Где-то через месяц, когда черновые работы на одном из этажей были закончены, мы приступили к чистовой покраске стен и потолков. В номерах уже были установлены светильники, унитазы, смесители, положена плитка и уложен паркет. Мы, фактически, завершали этаж и переходили на другой. Но тут меня и моего товарища озадачил один из наших прапоров: он зашел в комнату, где мы работали, заглянул в санузел и вдумчиво произнес: «А у меня дома смеситель потек». Что мы могли ответь на эту мысль в слух и промолчали. Тогда он более громко повторил: «Вы поняли, что у меня дома смеситель потек?». «Поняли, товарищ прапорщик», - ответили мы. Да, мы все поняли, нужно искать трубный ключ. Снимать смеситель сразу было нельзя, до конца дня могут обнаружить его отсутствие. Я вышел в коридор и увидел, что сантехники работают через две комнаты от нашей, а сумка с инструментом стоит в коридоре. Я тихо изъял ключ, которым мы ослабили гайки на смесителе, чтобы потом можно было открутить его руками, и вернул ключ на место. Дальше было дело техники. Сторожа проходили по комнатам после нашего ухода, но при хорошей верткости можно было успеть заскочить в комнату, которую сторож уже осмотрел, снять что нужно, и слинять, пока он проверяет другие комнаты. В общем, у нас получилось. Прапор был очень доволен и вынес благодарность за проявленную сноровку и солдатскую смекалку, не перед строем, конечно. Дальше были бра, круги для унитазов, дверные замки и защелки. В общем, где-то раз в неделю что-то пропадало. Но при советском размахе строительства это все было мелочью и списывалось.

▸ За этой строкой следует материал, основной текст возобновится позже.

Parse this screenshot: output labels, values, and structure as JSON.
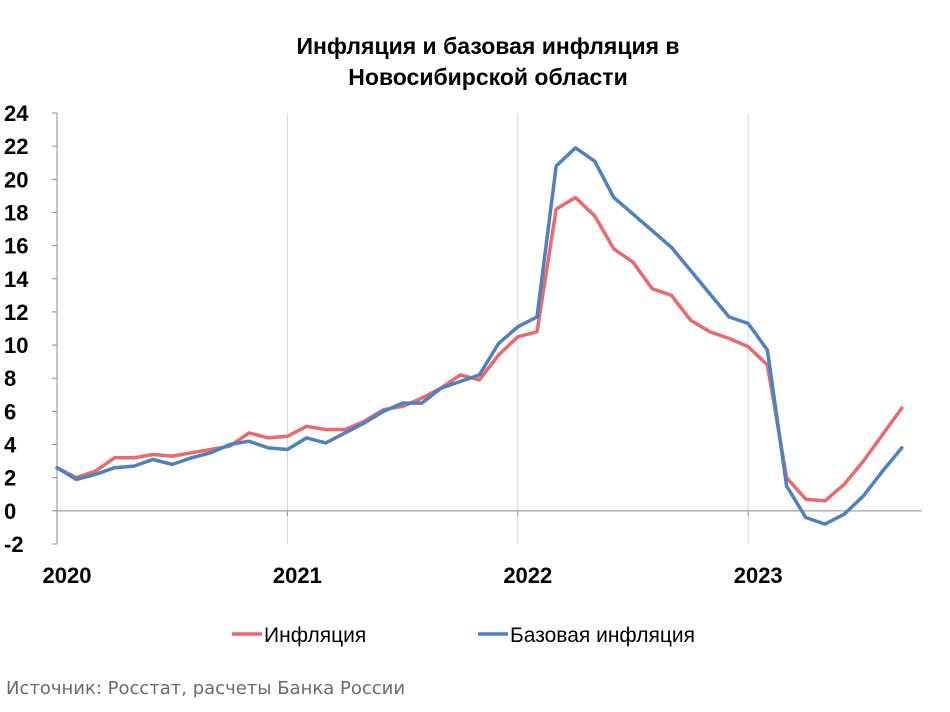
{
  "title_lines": [
    "Инфляция и базовая инфляция в",
    "Новосибирской области"
  ],
  "source": "Источник: Росстат, расчеты Банка России",
  "chart_data": {
    "type": "line",
    "title": "Инфляция и базовая инфляция в Новосибирской области",
    "ylim": [
      -2,
      24
    ],
    "yticks": [
      -2,
      0,
      2,
      4,
      6,
      8,
      10,
      12,
      14,
      16,
      18,
      20,
      22,
      24
    ],
    "ytick_labels": [
      "-2",
      "0",
      "2",
      "4",
      "6",
      "8",
      "10",
      "12",
      "14",
      "16",
      "18",
      "20",
      "22",
      "24"
    ],
    "x_label_ticks": [
      {
        "x": "2020-01",
        "label": "2020"
      },
      {
        "x": "2021-01",
        "label": "2021"
      },
      {
        "x": "2022-01",
        "label": "2022"
      },
      {
        "x": "2023-01",
        "label": "2023"
      }
    ],
    "x": [
      "2020-01",
      "2020-02",
      "2020-03",
      "2020-04",
      "2020-05",
      "2020-06",
      "2020-07",
      "2020-08",
      "2020-09",
      "2020-10",
      "2020-11",
      "2020-12",
      "2021-01",
      "2021-02",
      "2021-03",
      "2021-04",
      "2021-05",
      "2021-06",
      "2021-07",
      "2021-08",
      "2021-09",
      "2021-10",
      "2021-11",
      "2021-12",
      "2022-01",
      "2022-02",
      "2022-03",
      "2022-04",
      "2022-05",
      "2022-06",
      "2022-07",
      "2022-08",
      "2022-09",
      "2022-10",
      "2022-11",
      "2022-12",
      "2023-01",
      "2023-02",
      "2023-03",
      "2023-04",
      "2023-05",
      "2023-06",
      "2023-07",
      "2023-08",
      "2023-09"
    ],
    "series": [
      {
        "name": "Инфляция",
        "color": "#e8696e",
        "values": [
          2.6,
          2.0,
          2.4,
          3.2,
          3.2,
          3.4,
          3.3,
          3.5,
          3.7,
          3.9,
          4.7,
          4.4,
          4.5,
          5.1,
          4.9,
          4.9,
          5.4,
          6.1,
          6.3,
          6.8,
          7.4,
          8.2,
          7.9,
          9.4,
          10.5,
          10.8,
          18.2,
          18.9,
          17.8,
          15.8,
          15.0,
          13.4,
          13.0,
          11.5,
          10.8,
          10.4,
          9.9,
          8.8,
          2.0,
          0.7,
          0.6,
          1.6,
          3.0,
          4.6,
          6.2
        ]
      },
      {
        "name": "Базовая инфляция",
        "color": "#4f81bd",
        "values": [
          2.6,
          1.9,
          2.2,
          2.6,
          2.7,
          3.1,
          2.8,
          3.2,
          3.5,
          4.0,
          4.2,
          3.8,
          3.7,
          4.4,
          4.1,
          4.7,
          5.3,
          6.0,
          6.5,
          6.5,
          7.4,
          7.8,
          8.2,
          10.1,
          11.1,
          11.7,
          20.8,
          21.9,
          21.1,
          18.9,
          17.9,
          16.9,
          15.9,
          14.5,
          13.1,
          11.7,
          11.3,
          9.7,
          1.5,
          -0.4,
          -0.8,
          -0.2,
          0.9,
          2.4,
          3.8
        ]
      }
    ],
    "grid": "vertical at year boundaries",
    "legend": "bottom"
  }
}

Апогеем нашей криминальной деятельности стала спецоперация по заданию штаба нашей части. На этажах санатория стояли красивые полированные двери, а батареи закрывали щиты из материала, напоминающего ламинированное ДСП. По тем временам это был дефицитный материал. В Рузе в штабе тоже проводили какой-то ремонт и работники штаба «заказали» дверь и пару щитов. Мы начали обдумывать план. Вынести днем такой габаритный груз было нереально, а входная дверь после нашего ухода закрывалась. На окнах первого этажа были решетки. Осмотр решеток порадовал – они были не приварены, а прикручены сквозь раму гайками изнутри помещения. Перед уходом с объекта мы отвернули гайки и открыли защелки на окне. Ночью, вшестером, мы сняли решетку и влезли в окно. Операция была проведена с блеском и уже в 6 утра машина отвезла «заказ» в часть. После этого нашу роту два дня не пускали на объект, но потом все утряслось.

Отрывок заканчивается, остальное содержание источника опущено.